Kenneth Roberts (1885-1957) wrote historical fiction and was very good at it. Wikipedia notes that "Roberts' historical fiction often focused on rehabilitating unpopular persons and causes in American history," among which was Benedict Arnold. I long ago read Roberts' Northwest Passage (1937), set during the French and Indian War, and his Oliver Wiswell (1940), a book that tells the story of the War for Independence from a Loyalist point of view. From a Kirkus review of Oliver Wiswell when it was first published:
...[H]ere is the first, so far as I know, full-bodied story of the American Revolution from the side of the Loyalists. .... [H]ere we see the story of a Civil War, when we have accustomed ourselves to think of the Colonies as putting up virtually a united front to England.
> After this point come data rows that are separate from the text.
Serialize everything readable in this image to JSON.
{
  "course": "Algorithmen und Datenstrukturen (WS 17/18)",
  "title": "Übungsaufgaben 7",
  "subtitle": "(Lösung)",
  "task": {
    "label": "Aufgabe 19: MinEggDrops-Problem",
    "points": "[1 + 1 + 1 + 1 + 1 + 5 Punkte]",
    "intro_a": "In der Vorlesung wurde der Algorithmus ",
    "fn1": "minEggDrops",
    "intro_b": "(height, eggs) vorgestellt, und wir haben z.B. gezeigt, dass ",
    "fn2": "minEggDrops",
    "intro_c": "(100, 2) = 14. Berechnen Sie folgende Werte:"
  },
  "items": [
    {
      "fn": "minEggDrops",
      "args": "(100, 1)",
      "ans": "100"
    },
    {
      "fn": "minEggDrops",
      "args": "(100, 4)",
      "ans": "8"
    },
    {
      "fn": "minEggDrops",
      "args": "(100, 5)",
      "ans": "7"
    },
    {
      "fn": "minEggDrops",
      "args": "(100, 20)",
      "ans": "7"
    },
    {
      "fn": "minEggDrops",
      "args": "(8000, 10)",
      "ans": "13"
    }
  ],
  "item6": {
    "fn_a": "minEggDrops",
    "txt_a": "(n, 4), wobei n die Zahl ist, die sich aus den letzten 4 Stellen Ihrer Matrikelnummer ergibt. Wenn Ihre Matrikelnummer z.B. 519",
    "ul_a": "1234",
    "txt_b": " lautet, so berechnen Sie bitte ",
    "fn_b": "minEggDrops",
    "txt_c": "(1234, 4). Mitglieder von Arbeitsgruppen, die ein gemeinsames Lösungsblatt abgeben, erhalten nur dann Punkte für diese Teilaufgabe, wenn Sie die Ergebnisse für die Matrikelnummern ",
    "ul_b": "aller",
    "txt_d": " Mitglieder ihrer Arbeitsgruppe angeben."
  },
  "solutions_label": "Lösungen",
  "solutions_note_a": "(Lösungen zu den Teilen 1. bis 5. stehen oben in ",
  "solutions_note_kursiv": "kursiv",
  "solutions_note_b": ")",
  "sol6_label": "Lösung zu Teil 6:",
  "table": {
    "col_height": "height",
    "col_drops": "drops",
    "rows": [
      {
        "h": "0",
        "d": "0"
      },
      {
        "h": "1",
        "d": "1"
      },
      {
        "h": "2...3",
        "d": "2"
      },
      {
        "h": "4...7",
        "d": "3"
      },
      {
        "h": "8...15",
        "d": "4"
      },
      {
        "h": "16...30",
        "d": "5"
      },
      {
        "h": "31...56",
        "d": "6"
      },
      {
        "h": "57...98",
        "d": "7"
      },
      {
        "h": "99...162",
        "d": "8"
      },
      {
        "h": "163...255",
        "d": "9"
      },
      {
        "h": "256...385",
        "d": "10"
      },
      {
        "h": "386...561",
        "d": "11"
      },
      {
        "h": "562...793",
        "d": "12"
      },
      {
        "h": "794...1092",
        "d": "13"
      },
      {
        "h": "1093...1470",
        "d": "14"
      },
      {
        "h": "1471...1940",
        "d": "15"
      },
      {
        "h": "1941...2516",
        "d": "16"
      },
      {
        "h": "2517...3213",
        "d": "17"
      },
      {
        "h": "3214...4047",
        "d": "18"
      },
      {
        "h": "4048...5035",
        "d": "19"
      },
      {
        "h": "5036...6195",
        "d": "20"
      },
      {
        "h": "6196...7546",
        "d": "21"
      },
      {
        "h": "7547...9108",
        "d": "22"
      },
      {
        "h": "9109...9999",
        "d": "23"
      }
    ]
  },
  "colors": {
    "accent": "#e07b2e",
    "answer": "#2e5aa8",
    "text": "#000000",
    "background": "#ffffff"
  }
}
We see in many parts of the country, a majority of the people, and everywhere a majority of the upper classes and the intelligentsia of their day, determined on finding a way out without bloodshed, and paying the price in being made victims of lawless mobs, incendiaries, pillagers, sadists of the worst type, thrust from their homes, tarred and feathered, tortured and often killed — all because they demanded their right to independence of belief in the face of a new kind of tyranny. Oliver Wiswell was a Yale undergraduate, who came home on the eve of his father's victimization — and who tells his story. .... This is no paean of praise for either side. He is extraordinarily objective, standing firm for an ideal, for a right, seeing the abysmal stupidity of both sides, but holding fast, fighting when need arose, for what the Loyalists believed in. .... Roberts has told great stories.... This is his best book.It is a book I really liked when I first read it and it almost made me sympathetic to the Loyalist cause. The book does what a work of historical fiction is supposed to do. And it certainly makes clear the cost of revolution.
I took the image above from the web. My copy lost its dust cover before I owned it.